Friday, May 09, 2008

Not Quite the Primrose Path, but It's a Start!

I've definitely become a fan of Primula polyanthus because it's truly proven itself to be quite adaptive to our notably fickle springs the past couple of years. The red one in the second shot was the first to bloom this year, though the others have been joining the show in rapid succession. I've been trying for years to get a nice little mound of these brilliantly coloured flowers going in various spots, and it seems like I finally hit the magic spot when I planted these in the little bed to the left of our front steps. They're protected by the porch overhang from the blazing sun of summer, which along with dry conditions and heat are the two mortal enemies of Primulas. Ever since I planted my first five here I've been pretty compulsive about making sure they get at least some water every day throughout the season and it seems to be working so far.

How am I sure they're happy now (despite the blooms)? Well, I mentioned that I started with five, but if you look closely, you'll see at least seven in this shot, and there is at least one more that was out of field of the lens here. In fact, there may even be nine at this point as I think I saw another small one out there the other day ... after they've finished their first blush of flowers, I plan to give them a good feeding, keep watering frequently and hope that they rest a bit, grow some more and perhaps bloom again this year. If not, as long as I can keep them happy and well watered over the summer, they should be back again next year bigger and better than ever. My dream would be to have them colonize this entire bed in time ... wouldn't that be stunning? And if I happen to find any more nice plants (at a good price) this spring, I'll snap them up and put them in with the others.

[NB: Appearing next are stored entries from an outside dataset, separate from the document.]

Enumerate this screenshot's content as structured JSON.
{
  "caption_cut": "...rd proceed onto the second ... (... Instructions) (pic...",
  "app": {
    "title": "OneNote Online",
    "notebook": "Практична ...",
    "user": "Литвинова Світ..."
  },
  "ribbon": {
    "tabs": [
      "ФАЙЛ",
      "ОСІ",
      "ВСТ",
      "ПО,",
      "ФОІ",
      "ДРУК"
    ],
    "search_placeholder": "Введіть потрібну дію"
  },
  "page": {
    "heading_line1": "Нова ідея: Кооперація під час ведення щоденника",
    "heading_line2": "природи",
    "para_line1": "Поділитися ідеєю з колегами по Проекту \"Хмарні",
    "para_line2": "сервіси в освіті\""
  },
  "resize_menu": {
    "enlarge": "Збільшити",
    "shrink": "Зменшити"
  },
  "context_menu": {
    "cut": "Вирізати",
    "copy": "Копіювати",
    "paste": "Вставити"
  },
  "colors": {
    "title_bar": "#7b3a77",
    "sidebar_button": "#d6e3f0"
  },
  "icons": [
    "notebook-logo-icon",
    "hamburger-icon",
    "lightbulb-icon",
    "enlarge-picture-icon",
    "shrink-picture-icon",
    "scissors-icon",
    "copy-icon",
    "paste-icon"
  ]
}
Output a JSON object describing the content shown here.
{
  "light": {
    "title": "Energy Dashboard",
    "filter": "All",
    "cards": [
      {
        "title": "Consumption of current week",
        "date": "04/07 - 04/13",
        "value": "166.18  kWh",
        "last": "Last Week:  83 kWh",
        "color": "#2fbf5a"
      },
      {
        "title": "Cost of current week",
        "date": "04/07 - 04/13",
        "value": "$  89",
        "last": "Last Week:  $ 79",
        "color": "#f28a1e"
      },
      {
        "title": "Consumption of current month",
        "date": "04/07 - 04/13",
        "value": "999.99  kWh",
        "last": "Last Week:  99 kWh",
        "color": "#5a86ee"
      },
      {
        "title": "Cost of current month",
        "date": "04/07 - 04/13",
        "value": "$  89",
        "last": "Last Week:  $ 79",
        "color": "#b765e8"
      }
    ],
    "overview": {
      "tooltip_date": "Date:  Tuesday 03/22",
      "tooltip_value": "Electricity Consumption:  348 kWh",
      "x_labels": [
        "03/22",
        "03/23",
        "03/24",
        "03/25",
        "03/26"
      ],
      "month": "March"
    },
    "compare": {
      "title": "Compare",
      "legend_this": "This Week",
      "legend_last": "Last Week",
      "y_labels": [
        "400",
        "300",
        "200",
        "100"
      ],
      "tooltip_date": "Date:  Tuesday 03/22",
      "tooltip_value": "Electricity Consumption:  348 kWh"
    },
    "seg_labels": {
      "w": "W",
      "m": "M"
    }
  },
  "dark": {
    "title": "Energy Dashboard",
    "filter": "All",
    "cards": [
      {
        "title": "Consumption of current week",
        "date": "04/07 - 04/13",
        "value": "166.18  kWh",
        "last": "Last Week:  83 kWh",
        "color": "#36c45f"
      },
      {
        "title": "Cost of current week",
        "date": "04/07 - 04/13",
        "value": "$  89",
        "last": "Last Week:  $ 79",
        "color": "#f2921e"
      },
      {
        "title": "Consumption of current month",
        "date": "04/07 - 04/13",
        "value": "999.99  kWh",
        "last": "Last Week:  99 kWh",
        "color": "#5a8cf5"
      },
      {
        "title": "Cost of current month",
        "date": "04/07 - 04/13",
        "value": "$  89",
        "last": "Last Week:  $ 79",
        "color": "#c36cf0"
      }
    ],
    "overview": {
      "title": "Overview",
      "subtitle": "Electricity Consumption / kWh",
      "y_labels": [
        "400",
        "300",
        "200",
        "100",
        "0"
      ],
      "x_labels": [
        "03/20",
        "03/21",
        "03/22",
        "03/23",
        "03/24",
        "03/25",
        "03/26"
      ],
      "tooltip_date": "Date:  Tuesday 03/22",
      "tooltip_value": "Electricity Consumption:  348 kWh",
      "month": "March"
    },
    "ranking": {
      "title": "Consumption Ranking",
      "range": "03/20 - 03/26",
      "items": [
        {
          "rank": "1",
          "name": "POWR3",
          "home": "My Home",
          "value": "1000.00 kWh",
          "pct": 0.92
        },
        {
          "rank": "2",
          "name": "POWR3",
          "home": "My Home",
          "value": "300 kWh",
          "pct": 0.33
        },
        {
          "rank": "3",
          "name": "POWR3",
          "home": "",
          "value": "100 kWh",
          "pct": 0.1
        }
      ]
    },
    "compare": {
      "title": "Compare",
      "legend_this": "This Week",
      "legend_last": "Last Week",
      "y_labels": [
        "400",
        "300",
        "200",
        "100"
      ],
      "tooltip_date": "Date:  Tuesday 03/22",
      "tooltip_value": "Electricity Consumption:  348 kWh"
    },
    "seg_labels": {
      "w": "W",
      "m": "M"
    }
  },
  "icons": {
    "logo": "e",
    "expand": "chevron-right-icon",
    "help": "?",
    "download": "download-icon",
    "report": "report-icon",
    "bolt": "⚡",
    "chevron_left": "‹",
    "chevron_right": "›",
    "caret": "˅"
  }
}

Ever since I first encountered Primulas planted in huge masses in France many moons ago (in 1978 to be exact), I've been in love with them and am of the mind that you can never have enough!


FARfetched said...

"Stunning" That's a good word.

Hm. They don't like hot weather, dry weather, or full sun. Hm. There's a couple of shady beds they might survive in here. But somehow, I don't think they'd thrive. I'll just enjoy your pix of them.

boran2 said...

Wow, yours look great. Last year the boran2 boy made me buy a rather expensive primrose plant that bloomed only briefly. I was a bit disappointed to say the least.

IBOY said...

Have you tried Primula sieboldii? It's a little different effect, but very easy to grow and the foliage is wonderful (it goes summer dormant).


Iowa Victory Gardener said...

Howdy FAR! I have a feeling that without lots of watering, in your clime, they might not do so well ... well at least from my experiences in Planet GA during the summer months. I'm impressed that you can get cool stuff to grow in that nasty clayish soil you have down there. The pines always looked like they were happy though ... happy to drop tons of needles everywhere!

Yeah B2, I know I've tried several times with the Poker Primrose ($$$) and they always die on me. I got these a couple of years ago from Spring Hill Nursery (link on sidebar) and as you can see, they've done quite well!

Hi Don, nice to see you dropping by! Just looked up Sieboldii but wasn't impressed by the color (kinda pink phobic here, hehe), but that's a good suggestion. I should go over and look yours up because your photos will be better. Definitely would consider getting some if I see them ... the first sentence of the article I found said: "Now, a primrose even an idiot can grow!" Wow, that gives me confidence in my gardening skill, lol.

I've also tried P. viali and P. Pubescens to no avail even though they're reputed to be hardy here too. Do you have any experience with those two?